Eukaryotic genomes are mostly non-coding sequence
In contrast to prokaryotic genes, which have a relatively high gene density with little interspersed DNA, eukaryotic genes have a much lower gene density. For example, depending on strain, an E coli genome may have about 5000 genes spread over 5,000,000 base pairs. This is about one gene per 1,000 base pairs. But for the human genome, with about 20,000 genes in about 3 billion base pairs, there is one gene per 150,000 base pairs! Less than 2% of the human genome is protein-coding gene sequence.

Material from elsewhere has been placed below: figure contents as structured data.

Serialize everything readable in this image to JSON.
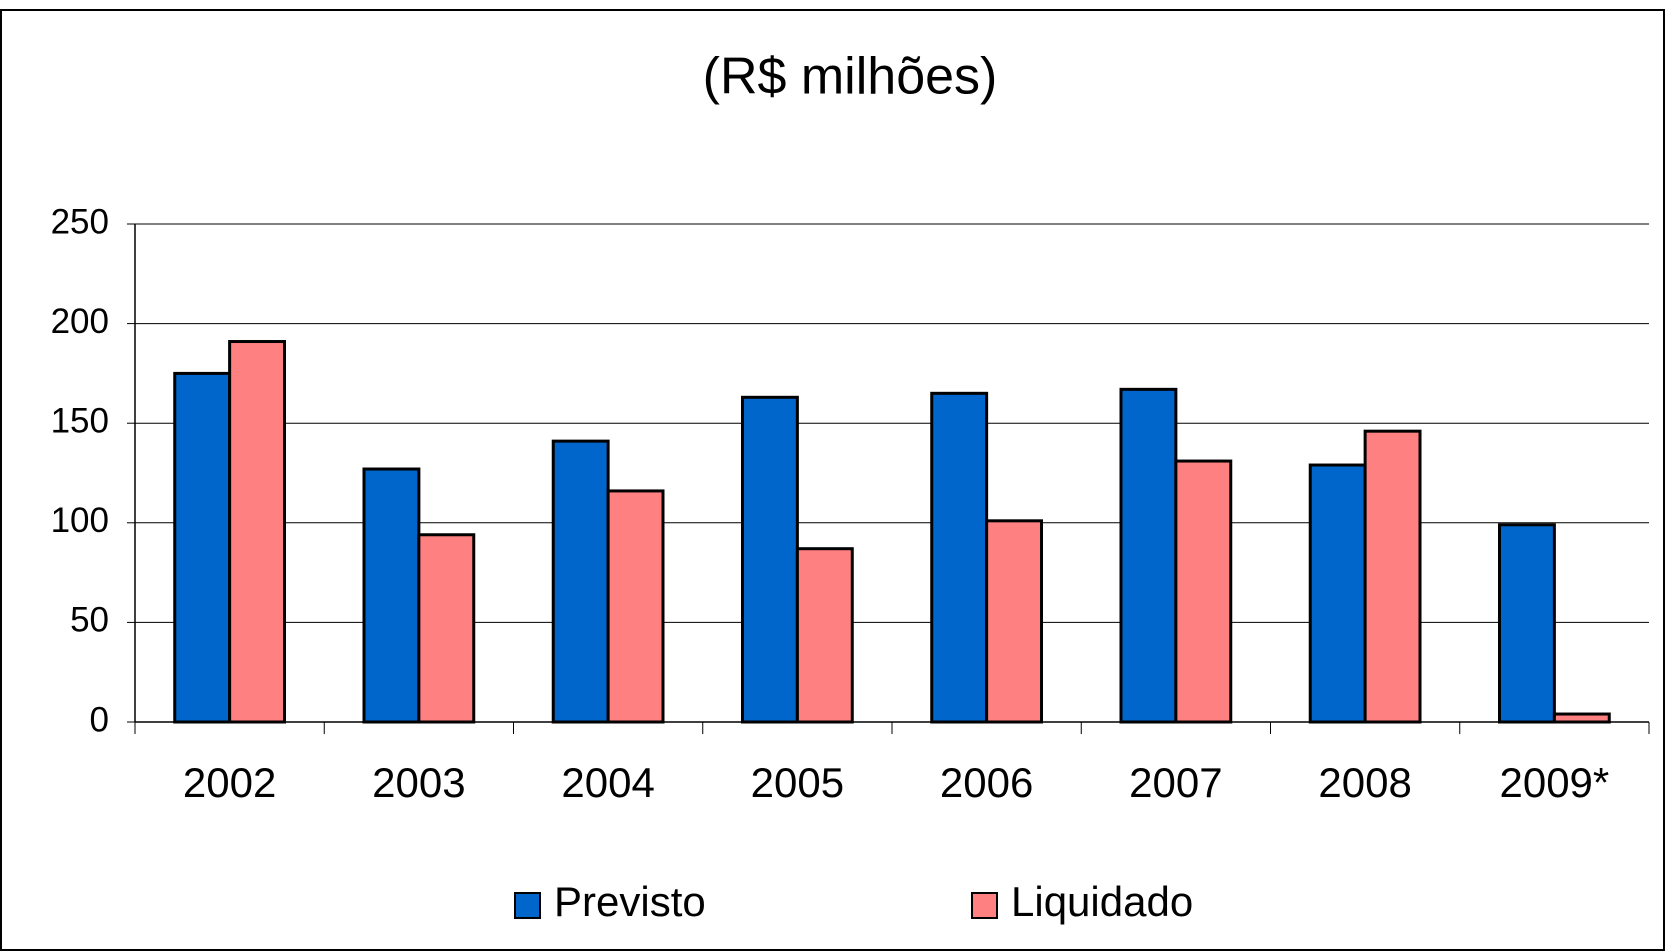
{
  "chart_data": {
    "type": "bar",
    "title": "(R$ milhões)",
    "categories": [
      "2002",
      "2003",
      "2004",
      "2005",
      "2006",
      "2007",
      "2008",
      "2009*"
    ],
    "series": [
      {
        "name": "Previsto",
        "color": "#0066cc",
        "values": [
          175,
          127,
          141,
          163,
          165,
          167,
          129,
          99
        ]
      },
      {
        "name": "Liquidado",
        "color": "#ff8080",
        "values": [
          191,
          94,
          116,
          87,
          101,
          131,
          146,
          4
        ]
      }
    ],
    "ylim": [
      0,
      250
    ],
    "yticks": [
      0,
      50,
      100,
      150,
      200,
      250
    ],
    "grid": true,
    "legend": "bottom"
  }
}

So what’s in that remaining 98%?
Some of the 98% is regulatory sequence, used in the control of cellular processes like replication, transcription, and translation. But about 50% of the human genome is repetitive DNA, much of for which we still do not know the function. Other organisms can have even more: for example, about 80% of the maize (corn) genome is repetitive DNA. Repetitive elements can be clustered together in the genome in tandem repeats, or they can be interspersed throughout the genome.
About 13% of the human genome is made up of short interspersed nuclear elements, or SINEs. SINEs are about 100-400 base pairs long. There are about 1.8 million SINEs in the human genome! This includes over a million copies the most common SINE, the 300 base pair Alu sequence4. An additional 20% of the human genome is made up of LINEs, or long interspersed nuclear elements. The most common human LINE is LINE1, which is about 6,000 base pairs long and repeated about 500,000 times in the genome.
Both SINEs and LINEs are ancient remnants of transposons. Transposons are elements that can move, or “jump”, locations in the genome. Although this sounds like science fiction, these “jumping genes” likely played a big role in evolution. Most SINEs and LINEs remaining in the genome of humans and other organisms are no longer are mobile, having accumulated enough mutations over evolutionary time that they do not retain the sequence information necessary for movement. But some still do!
SINEs and LINEs, while not encoding protein themselves, may nevertheless affect the regulation of nearby genes. Although the repetitive DNA in eukaryotic genomes was once thought of as “junk” DNA, there is increasing evidence that these sequences can, in fact, affect gene expression, cell function, and organismal phenotypes.